Rian Johnson did everything on purpose to fuck over JAR JAR Abrams

Rian Johnson did everything on purpose to fuck over JAR JAR Abrams
>kills snek so JJ can't asspull a throne room scene
>the first order is literally led by a cringy emo faggot
>luke is dead
>rey is an even bigger Mary Sue
>blacked with rey is denied
>leia is alive

In this thread say thanks to Rian Johnson for destroying disney wars from the inside, episode 9 will be a fucking disaster

Disney doesn't let any director go off the reservation. There's no chance anything he did wasn't pre-approved, or possibly designed, by a committee of executives.

isn't she Mexican?

She's not

who's the bitch?

Cuban

Emily Rudd

thanks... reminds me a bit of Alison Brie

Agreed.
He injected the franchise with a fast-acting neurotoxin

It's now only a matter of time before the whole thing rolls over and dies.

BASED

>mfw instead of crafting a coherent narrative between subsequent movies the directors use the world-famous IP they were given control of to shitpost at each other

It's impossible to make a coherent movie after TFA

You didnt realize that the second snoke called Kylos helmet ridiculous?

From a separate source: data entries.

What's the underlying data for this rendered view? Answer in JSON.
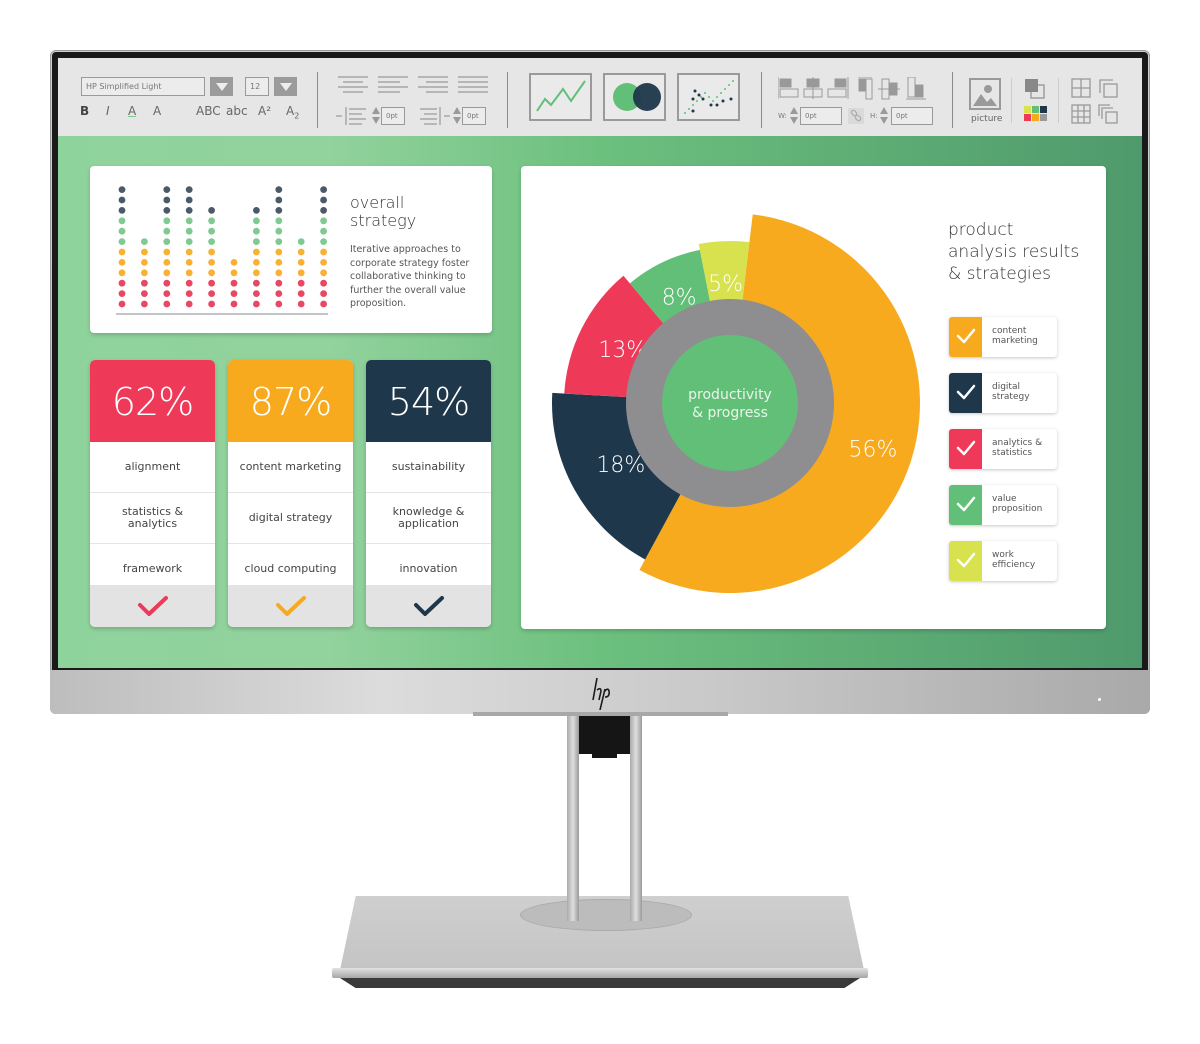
{
  "toolbar": {
    "font_name": "HP Simplified Light",
    "font_size": "12",
    "bold": "B",
    "italic": "I",
    "underline_a": "A",
    "outline_a": "A",
    "uppercase": "ABC",
    "lowercase": "abc",
    "superscript": "A²",
    "subscript_base": "A",
    "subscript_mark": "2",
    "indent_left_value": "0pt",
    "indent_right_value": "0pt",
    "width_label": "W:",
    "width_value": "0pt",
    "height_label": "H:",
    "height_value": "0pt",
    "picture_label": "picture"
  },
  "overall_strategy": {
    "title_line1": "overall",
    "title_line2": "strategy",
    "description": "Iterative approaches to corporate strategy foster collaborative thinking to further the overall value proposition.",
    "dot_columns": [
      12,
      7,
      12,
      12,
      10,
      5,
      10,
      12,
      7,
      12
    ],
    "dot_colors": [
      "#e84864",
      "#e84864",
      "#e84864",
      "#f8b133",
      "#f8b133",
      "#f8b133",
      "#7fca91",
      "#7fca91",
      "#7fca91",
      "#4a5a68",
      "#4a5a68",
      "#4a5a68"
    ]
  },
  "stat_cards": [
    {
      "value": "62%",
      "color": "#ee3958",
      "rows": [
        "alignment",
        "statistics & analytics",
        "framework"
      ]
    },
    {
      "value": "87%",
      "color": "#f8aa1e",
      "rows": [
        "content marketing",
        "digital strategy",
        "cloud computing"
      ]
    },
    {
      "value": "54%",
      "color": "#1f374b",
      "rows": [
        "sustainability",
        "knowledge & application",
        "innovation"
      ]
    }
  ],
  "product_analysis": {
    "title_line1": "product",
    "title_line2": "analysis results",
    "title_line3": "& strategies",
    "center_line1": "productivity",
    "center_line2": "& progress",
    "legend": [
      {
        "label_line1": "content",
        "label_line2": "marketing",
        "color": "#f8aa1e"
      },
      {
        "label_line1": "digital",
        "label_line2": "strategy",
        "color": "#1f374b"
      },
      {
        "label_line1": "analytics &",
        "label_line2": "statistics",
        "color": "#ee3958"
      },
      {
        "label_line1": "value",
        "label_line2": "proposition",
        "color": "#62bf78"
      },
      {
        "label_line1": "work",
        "label_line2": "efficiency",
        "color": "#d8e24f"
      }
    ]
  },
  "chart_data": {
    "type": "pie",
    "title": "product analysis results & strategies",
    "center_label": "productivity & progress",
    "categories": [
      "content marketing",
      "digital strategy",
      "analytics & statistics",
      "value proposition",
      "work efficiency"
    ],
    "values": [
      56,
      18,
      13,
      8,
      5
    ],
    "labels": [
      "56%",
      "18%",
      "13%",
      "8%",
      "5%"
    ],
    "colors": [
      "#f8aa1e",
      "#1f374b",
      "#ee3958",
      "#62bf78",
      "#d8e24f"
    ],
    "legend_position": "right"
  },
  "brand": {
    "logo_text": "hp"
  }
}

That was basically a fuck you from one director to the other.

Stage 3: Bargaining

That was the fuck you?
I thought the fuck you was Luke telling Rey everything was bullshit while Han had said it was all true.

I actually liked that. Basically called him and emo fag just like the internet.

To be fair, it is ridiculous.

>episode 9 will be a fucking disaster
Says the increasingly nervous fanboy for the 5th time this week

>tfw if JJ directed Episode 8, we could have actually had Star Kino
FUUUU

>>leia is alive
wait so the only character they actually HAD TO kill off remains but everyone else dies?
fucking
what

Disney wanted to use Leia as the main character in Episode 9 and possibly have her be a real powerful female Jedi but Carrie cucked them by dying and now since they killed off both Han and Luke, they done fucked up.

Thank you Rian. Destroy Disney properties for the greater good.

I thought it was ADA at first, who is also cuban. Does Cuba produce literal goddesses?

giv jew gf

that girl IS a jewess

actually hilarious and well played, if factual

>rey is an even bigger Mary Sue
her big moment was moving rocks and nearly killing her only possible teacher if anything he nerfed her into the ground

:)

jj just shit into a bucket and handed it to rian and he tried to make a fucking teacup dammit give him some credit

>Disney doesn't let any director go off the reservation. There's no chance anything he did wasn't pre-approved, or possibly designed, by a committee of executives.

I hate to admit it, but this. I wish we had JJ dead to rights to try to make an original movie and reveal himself to be a total hack, but we know disney has a planned contingency.